I read a twitter post that made me happy. Lynn Cahoon is coming out with a new series, The Kitchen Witch. I’m a fan of her Tourist Trap mysteries. Add a witch to her whodunnits, and I’m in. I have a soft spot for nice witches and magic.
Way, way back when I wrote urban fantasies as Judith Post, I wrote a lot of Babet & Prosper short reads. Babet was a witch, and Prosper was a bear shifter and a detective for supernatural crimes. They lived in a city with a feel a bit like New Orleans. I wrote them mostly for fun, like I write Muddy River now as Judi Lynn. When I signed with Kensington to write romances, though, I left all of my urban fantasy behind.
After I wrote six Mill Pond romances, my editor let me try writing a cozy mystery, and that’s how the Jazzi Zanders mysteries came to be. But I missed the world of magic, and I noticed there were a lot of witch and wizard mysteries making their way onto Amazon. I bought and enjoyed quite a few of them–witches who worked in chocolate shops, in bakeries, in small towns. A lot of them had art for covers instead of models. Paintings of witches with black, pointy hats and black dresses. A lot of them were fun, light-hearted mysteries, and I enjoy them.

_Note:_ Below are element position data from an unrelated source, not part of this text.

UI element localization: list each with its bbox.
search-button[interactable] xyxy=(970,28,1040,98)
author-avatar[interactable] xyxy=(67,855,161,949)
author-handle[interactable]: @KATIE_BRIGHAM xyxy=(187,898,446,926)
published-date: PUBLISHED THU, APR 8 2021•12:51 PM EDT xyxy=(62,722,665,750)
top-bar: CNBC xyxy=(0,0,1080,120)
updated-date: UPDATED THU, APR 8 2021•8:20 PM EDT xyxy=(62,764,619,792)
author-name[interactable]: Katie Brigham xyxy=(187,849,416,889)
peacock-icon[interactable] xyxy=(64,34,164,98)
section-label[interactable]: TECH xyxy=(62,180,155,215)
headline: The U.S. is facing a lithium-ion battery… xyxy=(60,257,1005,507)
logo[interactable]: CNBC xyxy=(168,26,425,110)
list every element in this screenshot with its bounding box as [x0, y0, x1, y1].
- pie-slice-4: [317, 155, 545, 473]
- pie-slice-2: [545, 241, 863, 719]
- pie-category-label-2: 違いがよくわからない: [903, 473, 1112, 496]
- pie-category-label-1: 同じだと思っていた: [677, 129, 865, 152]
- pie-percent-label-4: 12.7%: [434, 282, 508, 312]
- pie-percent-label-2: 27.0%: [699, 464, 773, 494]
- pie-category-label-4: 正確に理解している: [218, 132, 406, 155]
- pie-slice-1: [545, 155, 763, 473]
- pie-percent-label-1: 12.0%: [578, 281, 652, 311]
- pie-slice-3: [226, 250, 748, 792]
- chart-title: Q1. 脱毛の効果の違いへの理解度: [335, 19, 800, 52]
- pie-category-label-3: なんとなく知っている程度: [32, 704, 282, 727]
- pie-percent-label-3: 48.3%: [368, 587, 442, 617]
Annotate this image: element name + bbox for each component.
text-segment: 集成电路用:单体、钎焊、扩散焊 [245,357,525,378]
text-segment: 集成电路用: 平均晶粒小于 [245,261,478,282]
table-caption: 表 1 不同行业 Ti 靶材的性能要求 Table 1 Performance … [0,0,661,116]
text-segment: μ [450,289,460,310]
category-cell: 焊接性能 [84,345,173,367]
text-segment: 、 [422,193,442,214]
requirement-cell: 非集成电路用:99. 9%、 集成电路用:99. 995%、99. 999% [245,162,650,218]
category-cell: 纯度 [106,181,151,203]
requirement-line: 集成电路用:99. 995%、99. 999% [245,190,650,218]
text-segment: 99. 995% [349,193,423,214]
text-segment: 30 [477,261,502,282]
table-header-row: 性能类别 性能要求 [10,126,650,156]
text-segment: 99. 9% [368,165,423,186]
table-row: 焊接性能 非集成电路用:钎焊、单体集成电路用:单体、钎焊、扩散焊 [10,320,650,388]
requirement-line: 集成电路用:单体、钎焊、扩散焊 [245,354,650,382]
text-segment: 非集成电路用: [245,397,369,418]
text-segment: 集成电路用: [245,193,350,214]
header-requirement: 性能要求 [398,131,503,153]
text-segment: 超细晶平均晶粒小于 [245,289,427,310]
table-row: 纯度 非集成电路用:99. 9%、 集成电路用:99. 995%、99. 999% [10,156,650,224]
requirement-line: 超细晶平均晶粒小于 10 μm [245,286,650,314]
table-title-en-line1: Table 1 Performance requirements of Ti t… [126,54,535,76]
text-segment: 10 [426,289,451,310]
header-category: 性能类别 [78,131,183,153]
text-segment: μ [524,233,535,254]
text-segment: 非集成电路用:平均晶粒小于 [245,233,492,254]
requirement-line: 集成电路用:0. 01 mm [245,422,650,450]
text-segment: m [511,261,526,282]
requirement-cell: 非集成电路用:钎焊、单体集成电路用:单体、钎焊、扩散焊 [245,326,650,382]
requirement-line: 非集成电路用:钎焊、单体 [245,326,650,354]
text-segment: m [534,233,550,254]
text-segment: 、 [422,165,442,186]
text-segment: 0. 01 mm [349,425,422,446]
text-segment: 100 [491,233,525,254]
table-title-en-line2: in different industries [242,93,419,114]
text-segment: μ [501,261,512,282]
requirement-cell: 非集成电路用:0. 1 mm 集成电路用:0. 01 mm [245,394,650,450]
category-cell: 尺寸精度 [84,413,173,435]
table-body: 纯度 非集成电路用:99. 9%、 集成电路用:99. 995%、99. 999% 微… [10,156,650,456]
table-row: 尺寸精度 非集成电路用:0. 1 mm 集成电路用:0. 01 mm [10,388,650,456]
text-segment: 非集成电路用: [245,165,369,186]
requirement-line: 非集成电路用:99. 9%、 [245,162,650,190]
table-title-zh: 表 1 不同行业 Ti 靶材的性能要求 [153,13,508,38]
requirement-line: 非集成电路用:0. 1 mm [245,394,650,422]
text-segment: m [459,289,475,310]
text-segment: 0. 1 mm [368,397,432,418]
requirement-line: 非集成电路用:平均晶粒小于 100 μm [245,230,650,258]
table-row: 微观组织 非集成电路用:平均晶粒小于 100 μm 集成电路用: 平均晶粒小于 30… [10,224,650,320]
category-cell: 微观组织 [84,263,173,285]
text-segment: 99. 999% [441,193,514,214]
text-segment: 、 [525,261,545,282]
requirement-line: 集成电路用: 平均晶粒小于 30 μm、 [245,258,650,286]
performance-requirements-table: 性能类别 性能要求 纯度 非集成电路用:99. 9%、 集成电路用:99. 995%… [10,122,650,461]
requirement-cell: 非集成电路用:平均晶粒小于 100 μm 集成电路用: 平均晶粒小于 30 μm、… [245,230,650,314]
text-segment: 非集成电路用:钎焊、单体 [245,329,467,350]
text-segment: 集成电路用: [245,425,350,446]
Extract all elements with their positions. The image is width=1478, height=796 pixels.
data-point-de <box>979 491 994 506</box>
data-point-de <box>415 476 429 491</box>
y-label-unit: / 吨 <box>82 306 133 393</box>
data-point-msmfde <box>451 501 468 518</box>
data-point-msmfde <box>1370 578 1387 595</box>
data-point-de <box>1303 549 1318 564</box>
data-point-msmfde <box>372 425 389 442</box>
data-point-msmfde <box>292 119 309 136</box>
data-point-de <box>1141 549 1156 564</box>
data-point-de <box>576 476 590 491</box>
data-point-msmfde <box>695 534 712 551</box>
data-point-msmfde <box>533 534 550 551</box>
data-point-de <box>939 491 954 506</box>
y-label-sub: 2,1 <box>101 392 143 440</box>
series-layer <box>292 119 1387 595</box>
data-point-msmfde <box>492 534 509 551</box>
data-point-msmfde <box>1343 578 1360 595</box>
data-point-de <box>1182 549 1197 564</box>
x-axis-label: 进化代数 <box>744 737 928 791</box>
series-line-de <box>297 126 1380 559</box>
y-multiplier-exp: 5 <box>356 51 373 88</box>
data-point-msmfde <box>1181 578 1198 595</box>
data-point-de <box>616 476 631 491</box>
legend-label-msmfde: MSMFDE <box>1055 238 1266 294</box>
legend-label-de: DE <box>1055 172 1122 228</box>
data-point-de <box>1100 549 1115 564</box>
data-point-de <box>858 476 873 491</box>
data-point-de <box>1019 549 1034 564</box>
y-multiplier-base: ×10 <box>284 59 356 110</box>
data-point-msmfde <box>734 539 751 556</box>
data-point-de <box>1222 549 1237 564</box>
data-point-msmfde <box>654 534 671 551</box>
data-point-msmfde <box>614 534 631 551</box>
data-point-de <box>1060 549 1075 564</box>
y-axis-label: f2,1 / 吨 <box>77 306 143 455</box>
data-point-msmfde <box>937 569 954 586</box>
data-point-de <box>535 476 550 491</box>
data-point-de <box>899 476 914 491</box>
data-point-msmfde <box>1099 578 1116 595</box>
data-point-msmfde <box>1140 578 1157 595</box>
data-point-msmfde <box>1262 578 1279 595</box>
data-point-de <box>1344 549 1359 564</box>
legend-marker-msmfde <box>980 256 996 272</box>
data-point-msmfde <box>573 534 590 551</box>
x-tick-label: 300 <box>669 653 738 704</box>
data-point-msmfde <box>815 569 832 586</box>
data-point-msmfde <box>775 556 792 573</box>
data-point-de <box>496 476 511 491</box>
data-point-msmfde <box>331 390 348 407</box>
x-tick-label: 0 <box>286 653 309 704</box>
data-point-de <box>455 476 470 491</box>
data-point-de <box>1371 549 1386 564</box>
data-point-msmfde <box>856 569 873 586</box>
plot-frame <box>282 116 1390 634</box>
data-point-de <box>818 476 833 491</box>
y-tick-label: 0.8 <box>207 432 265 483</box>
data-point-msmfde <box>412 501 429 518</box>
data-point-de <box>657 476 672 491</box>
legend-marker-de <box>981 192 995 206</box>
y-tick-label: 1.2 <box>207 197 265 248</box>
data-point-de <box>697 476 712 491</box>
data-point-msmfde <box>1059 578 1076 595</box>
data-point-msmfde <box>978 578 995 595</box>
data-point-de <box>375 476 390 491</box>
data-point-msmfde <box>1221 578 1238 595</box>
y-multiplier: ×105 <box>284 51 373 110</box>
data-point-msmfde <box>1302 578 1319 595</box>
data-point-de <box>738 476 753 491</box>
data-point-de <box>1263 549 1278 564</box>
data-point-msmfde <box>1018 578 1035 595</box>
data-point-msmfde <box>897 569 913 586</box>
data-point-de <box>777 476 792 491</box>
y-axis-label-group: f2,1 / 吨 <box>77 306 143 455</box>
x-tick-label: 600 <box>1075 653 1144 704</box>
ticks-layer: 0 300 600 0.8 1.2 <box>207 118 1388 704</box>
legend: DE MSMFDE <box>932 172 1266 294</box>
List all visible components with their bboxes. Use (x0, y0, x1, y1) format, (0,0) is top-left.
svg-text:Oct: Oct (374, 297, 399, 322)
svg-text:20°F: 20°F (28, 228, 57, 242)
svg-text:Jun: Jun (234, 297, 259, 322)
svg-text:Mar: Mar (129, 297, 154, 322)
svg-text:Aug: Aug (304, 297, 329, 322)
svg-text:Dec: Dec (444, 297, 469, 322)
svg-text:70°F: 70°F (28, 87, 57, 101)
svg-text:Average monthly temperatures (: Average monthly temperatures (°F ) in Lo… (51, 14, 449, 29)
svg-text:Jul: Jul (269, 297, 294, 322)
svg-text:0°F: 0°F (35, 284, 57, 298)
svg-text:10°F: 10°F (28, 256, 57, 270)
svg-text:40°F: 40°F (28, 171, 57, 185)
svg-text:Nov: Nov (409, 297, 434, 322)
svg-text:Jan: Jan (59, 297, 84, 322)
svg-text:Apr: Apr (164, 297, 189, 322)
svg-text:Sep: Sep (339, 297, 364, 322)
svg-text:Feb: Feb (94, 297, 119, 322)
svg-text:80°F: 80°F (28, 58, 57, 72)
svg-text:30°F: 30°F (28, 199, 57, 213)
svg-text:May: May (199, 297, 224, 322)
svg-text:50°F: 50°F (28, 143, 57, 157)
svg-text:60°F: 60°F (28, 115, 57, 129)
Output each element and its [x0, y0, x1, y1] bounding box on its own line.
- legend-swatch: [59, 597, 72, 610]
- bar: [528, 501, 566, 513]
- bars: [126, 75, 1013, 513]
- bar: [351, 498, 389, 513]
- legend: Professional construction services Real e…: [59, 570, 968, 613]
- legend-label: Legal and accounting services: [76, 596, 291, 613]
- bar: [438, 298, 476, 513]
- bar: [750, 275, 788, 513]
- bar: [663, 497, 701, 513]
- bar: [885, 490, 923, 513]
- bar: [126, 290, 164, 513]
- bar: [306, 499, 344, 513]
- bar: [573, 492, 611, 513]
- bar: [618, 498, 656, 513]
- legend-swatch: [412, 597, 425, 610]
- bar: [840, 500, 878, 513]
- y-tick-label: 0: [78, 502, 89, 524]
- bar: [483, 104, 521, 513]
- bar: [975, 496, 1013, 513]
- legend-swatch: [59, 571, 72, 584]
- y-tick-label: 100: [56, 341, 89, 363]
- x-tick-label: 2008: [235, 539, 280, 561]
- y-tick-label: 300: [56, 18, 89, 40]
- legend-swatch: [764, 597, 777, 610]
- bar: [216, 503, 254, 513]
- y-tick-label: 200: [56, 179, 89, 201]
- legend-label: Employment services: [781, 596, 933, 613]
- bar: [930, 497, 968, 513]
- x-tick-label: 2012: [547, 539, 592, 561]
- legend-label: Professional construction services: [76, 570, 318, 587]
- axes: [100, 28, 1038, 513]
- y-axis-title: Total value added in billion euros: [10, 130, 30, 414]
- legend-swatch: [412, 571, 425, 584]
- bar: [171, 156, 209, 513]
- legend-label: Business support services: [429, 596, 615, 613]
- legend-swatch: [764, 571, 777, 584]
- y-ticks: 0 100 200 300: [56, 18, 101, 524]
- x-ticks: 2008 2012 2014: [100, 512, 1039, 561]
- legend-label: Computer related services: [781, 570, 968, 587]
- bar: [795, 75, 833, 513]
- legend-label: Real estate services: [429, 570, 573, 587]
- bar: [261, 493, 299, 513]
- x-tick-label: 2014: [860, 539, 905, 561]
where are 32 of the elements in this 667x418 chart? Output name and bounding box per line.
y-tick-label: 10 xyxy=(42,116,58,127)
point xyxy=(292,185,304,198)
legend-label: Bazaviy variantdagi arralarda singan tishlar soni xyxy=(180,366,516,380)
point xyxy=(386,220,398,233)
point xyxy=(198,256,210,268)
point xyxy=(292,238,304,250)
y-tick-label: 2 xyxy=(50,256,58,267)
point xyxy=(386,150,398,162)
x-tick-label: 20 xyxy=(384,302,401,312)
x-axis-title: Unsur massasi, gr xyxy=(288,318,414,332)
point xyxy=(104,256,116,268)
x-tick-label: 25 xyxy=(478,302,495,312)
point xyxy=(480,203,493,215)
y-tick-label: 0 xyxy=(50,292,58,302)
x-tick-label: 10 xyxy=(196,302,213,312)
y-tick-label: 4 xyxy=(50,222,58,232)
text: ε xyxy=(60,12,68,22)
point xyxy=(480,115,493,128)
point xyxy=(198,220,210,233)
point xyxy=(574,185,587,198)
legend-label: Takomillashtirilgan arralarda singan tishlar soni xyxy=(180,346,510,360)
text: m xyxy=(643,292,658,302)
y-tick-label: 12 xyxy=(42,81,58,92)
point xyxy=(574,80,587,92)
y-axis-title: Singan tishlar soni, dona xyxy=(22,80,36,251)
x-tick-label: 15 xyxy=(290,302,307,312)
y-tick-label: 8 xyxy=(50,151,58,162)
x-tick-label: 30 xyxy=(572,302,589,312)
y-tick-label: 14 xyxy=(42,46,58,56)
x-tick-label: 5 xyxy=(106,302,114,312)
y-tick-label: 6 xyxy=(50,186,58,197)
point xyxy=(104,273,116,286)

That’s not what I wrote when I started Muddy River, though. And that’s probably a marketing mistake, but I don’t have a lot of confidence in my ability to write humor. I used it in my first romance–COOKING UP TROUBLE, because I didn’t have much confidence that I could write romance either:) I’m still not sure either is my strong point. Mae Clair, who wrote the Hode’s Hill suspense series that I love, turned to humor for her short read, IN SEARCH OF McDOOGLE, and she nailed it. McDoogle was the perfect read for the end of a long, tiring day.
I like humor. Sometimes, I’m even funny. I’m just not a natural at it. But I’ve noticed that it works really well with good witches. And when Lynn Cahoon’s book comes out late August, I’m looking forward to see what her witch is up to.